Thursday, 13 May 2021

Malaga Registry Office Automates Its Delivery of... Rejection Letters to Genealogists

With so many civil servants having gone out of their way to keep providing citizens with government services during the pandemic, those who are letting down the side are even more conspicuous in their dereliction.

In the unsettling days of the second half of March 2020, no less, I still received a birth record posted on the 16th of the month, from a registry office in Asturias to which I had sent the request a few days before the entire country was put on lockdown. I fondly remember the small ray of hope its delivery represented amidst so much uncertainty.


And then there are... the others. I'm well aware that in many places, especially large cities, Civil Registry office staff were overwhelmed by the avalanche of recording duties the swelling death toll imposed upon them; in other cases, government agencies simply shut down altogether (I know of a certain office under the Ministry of Justice that only issued documents on one single day between mid-March 2020 and well into June). Almost simultaneously with the request mentioned above, on 10 March I requested a death certificate from the Civil Registry in Malaga city, providing the name and surname of the deceased and the exact date of his death; all from a source of the utmost credibility, his military pension file, the deceased having been an officer. I naïvely assumed that the "New Normal" trumpeted by the government as beginning 21 June would extended to all branches of the civil service and that I would in due course receive the certificate.

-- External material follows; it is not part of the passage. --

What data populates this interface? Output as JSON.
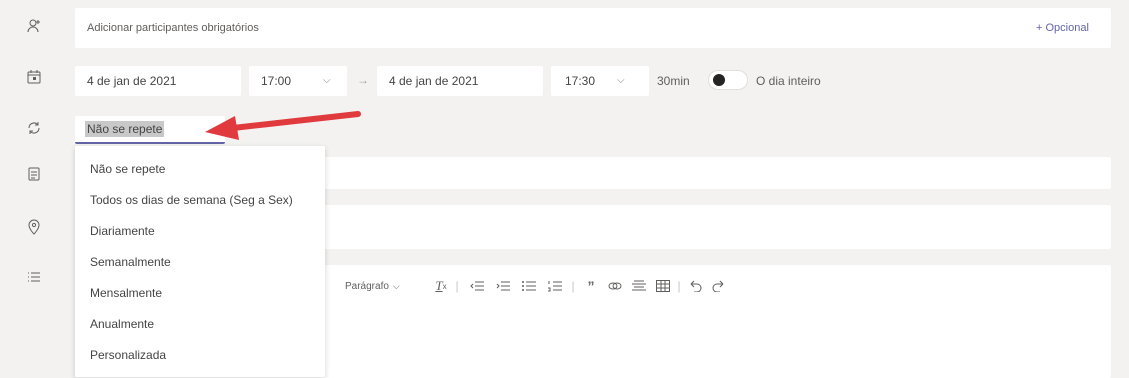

What I received at the end of July 2020 was a photocopied form letter summarily dismissing my request. The letter itself is a poorly written hotchpotch of negatives, in the spirit of piling one refusal on top of another, and implies that Judge María Dolores Moreno-Torres Sánchez ordered the Registry not to process any requests 'for genealogical purposes' at all, until further notice. OK, I thought, "new normal" will take a little longer to reach some areas than others. I shuffled this request on to the back burner, more waves of the pandemic came and went, and this April with the end of Spain's State of Emergency in sight - at least, in name - I came to the ridiculous conclusion that a further 9 months' gestation may finally have seen the Civil Registry of Malaga fit to send forth the requested certificate.

Wrong. Another request, another lightning-speed rejection, with an almost identical letter, but one which now makes it clear that they don't even bother to evaluate these requests, since I did NOT ask for a birth certificate (as their letter states) but rather a death certificate, I did NOT tell them why I was requesting it, and I did NOT lack sufficient details for the record to be located. Yet on the mere suspicion that the request may be for genealogical purposes, up pops their rejection form letter, as if incoming requests and outgoing rejections cross in some grotesque revolving door of bureaucratic disdain. Until when?

Given that the Order cited in their letter suggests that requests of this agency are not being evaluated on their individual merits but rather dismissed outright upon receipt, I might wonder if this could constitute prevarication; I'd hate to think it's something even worse, using the pandemic's dead as an excuse not to work.